Deep Dive into PyTorch Internals: Autograd and torch.fx

Introduction

As I continue to deepen my understanding of machine learning systems, I’ve realized that knowing how models run is just as important as knowing how to build them. This post kicks off a series where I explore PyTorch internals, starting with two powerful components: Autograd and torch.fx.

PyTorch Autograd – The Engine Behind Gradient Descent

What Is Autograd?

PyTorch’s autograd is a dynamic automatic differentiation engine. It records operations on tensors to build a computation graph during the forward pass, and then traverses that graph in reverse to compute gradients during the backward pass.

How It Works Internally

When you perform operations on torch.Tensor objects with requires_grad=True, PyTorch:

Creates a computation graph on the fly.
Each operation produces a Function object (e.g., AddBackward, MulBackward).
When .backward() is called, the engine performs reverse-mode automatic differentiation.

Example: Simple Chain Rule

import torch
x = torch.tensor(2.0, requires_grad=True)
y = x * x + 3 * x
z = y.mean()
z.backward()
print(x.grad)  # 7.0 = d(x^2 + 3x)/dx at x=2

tensor(7.)

Key Internals

Tensor.grad_fn: Points to the function that created the tensor.
Tensor.grad: Stores the computed gradient.
torch.autograd.Function: Base class for custom differentiable operations.

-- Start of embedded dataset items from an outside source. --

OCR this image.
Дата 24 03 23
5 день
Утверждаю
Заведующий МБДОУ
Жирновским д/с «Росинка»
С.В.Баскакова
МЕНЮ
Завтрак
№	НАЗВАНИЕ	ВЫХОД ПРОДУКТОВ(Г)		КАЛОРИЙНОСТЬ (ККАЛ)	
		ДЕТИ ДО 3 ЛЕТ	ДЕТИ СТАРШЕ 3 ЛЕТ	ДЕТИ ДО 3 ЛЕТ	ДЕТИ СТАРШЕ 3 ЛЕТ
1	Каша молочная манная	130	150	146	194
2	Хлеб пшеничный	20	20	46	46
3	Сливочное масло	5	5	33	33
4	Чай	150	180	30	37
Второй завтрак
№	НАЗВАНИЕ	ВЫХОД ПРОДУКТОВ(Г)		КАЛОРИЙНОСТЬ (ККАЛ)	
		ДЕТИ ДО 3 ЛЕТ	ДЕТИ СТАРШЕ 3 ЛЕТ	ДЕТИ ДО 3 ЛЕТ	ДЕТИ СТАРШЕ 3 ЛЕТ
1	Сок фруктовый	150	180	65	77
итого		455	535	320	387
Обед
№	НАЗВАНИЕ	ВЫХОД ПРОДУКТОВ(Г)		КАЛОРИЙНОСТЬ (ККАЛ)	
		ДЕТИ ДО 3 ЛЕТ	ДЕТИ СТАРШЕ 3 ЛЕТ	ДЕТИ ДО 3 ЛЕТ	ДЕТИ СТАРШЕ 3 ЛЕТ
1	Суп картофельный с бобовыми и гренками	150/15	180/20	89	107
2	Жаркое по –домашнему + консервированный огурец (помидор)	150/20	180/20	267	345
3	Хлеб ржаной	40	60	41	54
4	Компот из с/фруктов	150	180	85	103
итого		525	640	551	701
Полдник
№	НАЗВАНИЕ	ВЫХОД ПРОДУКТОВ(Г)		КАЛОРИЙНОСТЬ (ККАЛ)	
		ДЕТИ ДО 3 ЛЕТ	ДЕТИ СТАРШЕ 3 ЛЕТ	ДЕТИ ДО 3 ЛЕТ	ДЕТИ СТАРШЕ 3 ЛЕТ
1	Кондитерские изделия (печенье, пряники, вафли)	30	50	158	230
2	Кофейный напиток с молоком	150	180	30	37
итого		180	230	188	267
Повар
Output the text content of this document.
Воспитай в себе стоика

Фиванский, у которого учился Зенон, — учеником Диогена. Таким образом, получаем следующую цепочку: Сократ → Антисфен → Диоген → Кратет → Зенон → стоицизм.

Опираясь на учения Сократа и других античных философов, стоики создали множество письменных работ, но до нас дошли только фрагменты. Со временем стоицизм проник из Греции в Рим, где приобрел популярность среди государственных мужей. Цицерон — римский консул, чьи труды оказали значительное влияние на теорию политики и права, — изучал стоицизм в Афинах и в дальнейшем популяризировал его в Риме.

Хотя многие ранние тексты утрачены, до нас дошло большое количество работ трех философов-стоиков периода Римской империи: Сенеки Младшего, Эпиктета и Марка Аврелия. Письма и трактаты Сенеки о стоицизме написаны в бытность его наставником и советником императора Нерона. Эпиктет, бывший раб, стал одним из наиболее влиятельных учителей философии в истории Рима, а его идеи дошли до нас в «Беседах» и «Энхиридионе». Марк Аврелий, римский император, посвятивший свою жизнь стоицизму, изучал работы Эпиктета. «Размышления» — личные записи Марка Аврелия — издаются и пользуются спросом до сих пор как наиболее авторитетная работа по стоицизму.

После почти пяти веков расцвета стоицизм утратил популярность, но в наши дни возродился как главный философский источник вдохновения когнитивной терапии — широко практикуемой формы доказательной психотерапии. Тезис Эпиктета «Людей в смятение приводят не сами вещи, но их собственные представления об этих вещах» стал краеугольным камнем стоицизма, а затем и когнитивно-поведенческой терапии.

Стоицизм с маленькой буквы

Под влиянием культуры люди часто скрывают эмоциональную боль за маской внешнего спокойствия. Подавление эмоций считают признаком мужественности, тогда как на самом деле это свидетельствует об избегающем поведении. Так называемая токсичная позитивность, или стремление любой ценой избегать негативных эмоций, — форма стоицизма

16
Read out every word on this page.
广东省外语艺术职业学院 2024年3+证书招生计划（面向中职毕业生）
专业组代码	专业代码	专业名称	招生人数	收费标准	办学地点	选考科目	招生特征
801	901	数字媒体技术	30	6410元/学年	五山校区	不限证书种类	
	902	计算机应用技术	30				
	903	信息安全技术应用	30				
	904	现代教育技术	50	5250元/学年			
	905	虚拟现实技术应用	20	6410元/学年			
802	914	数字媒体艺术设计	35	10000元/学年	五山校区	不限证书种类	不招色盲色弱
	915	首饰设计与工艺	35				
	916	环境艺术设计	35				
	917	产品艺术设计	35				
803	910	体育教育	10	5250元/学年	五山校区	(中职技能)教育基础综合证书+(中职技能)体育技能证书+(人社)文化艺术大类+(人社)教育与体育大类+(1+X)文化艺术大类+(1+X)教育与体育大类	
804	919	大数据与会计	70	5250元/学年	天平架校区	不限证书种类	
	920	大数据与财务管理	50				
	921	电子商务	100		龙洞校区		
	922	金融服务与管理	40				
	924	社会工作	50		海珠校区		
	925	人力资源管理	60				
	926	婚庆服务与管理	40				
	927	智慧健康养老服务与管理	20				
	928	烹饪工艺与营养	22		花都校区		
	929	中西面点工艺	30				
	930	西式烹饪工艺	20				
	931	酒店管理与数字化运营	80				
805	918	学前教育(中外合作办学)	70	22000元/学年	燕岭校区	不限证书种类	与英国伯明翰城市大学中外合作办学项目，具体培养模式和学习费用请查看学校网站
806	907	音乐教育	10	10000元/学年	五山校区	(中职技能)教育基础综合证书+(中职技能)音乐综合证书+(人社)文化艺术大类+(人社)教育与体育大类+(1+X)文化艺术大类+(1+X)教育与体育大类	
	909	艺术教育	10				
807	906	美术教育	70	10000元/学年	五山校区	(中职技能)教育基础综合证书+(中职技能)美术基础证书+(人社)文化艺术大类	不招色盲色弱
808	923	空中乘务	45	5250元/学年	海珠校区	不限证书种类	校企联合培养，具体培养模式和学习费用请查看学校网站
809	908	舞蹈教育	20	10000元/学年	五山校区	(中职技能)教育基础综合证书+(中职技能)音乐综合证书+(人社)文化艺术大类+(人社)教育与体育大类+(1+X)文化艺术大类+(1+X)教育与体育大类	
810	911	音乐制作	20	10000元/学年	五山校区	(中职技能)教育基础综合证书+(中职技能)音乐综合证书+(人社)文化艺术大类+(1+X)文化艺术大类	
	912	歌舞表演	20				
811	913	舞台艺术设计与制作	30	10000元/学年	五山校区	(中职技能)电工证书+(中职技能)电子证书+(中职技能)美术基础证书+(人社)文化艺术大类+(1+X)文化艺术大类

torch.fx – PyTorch’s Intermediate Representation

Why Use torch.fx?

torch.fx allows you to capture and transform PyTorch programs as Python-level graphs. This is useful for: - Programmatic model transformations - Debugging and visualization - Building custom compiler backends

Core Components

GraphModule: A traced model with a modifiable structure.
Tracer: Walks through the model and builds a Graph.
Graph: Contains Node objects that represent operations.


import torch
import torch.nn as nn
import torch.fx as fx

class MyModel(nn.Module):
    def forward(self, x):
        return x * 2 + 3

model = MyModel()
traced = fx.symbolic_trace(model)
print(traced.graph)

graph():
    %x : [num_users=1] = placeholder[target=x]
    %mul : [num_users=1] = call_function[target=operator.mul](args = (%x, 2), kwargs = {})
    %add : [num_users=1] = call_function[target=operator.add](args = (%mul, 3), kwargs = {})
    return add

Real-World Use Cases

TorchDynamo and TorchInductor use FX graphs as part of the compilation pipeline.
FX enables quantization and pruning workflows by allowing insertion or transformation of operations.

Conclusion

Both Autograd and torch.fx are essential for understanding what happens under the hood in PyTorch. Whether you’re debugging models, optimizing inference, or building custom backends, mastering these tools opens the door to deeper systems-level work in AI.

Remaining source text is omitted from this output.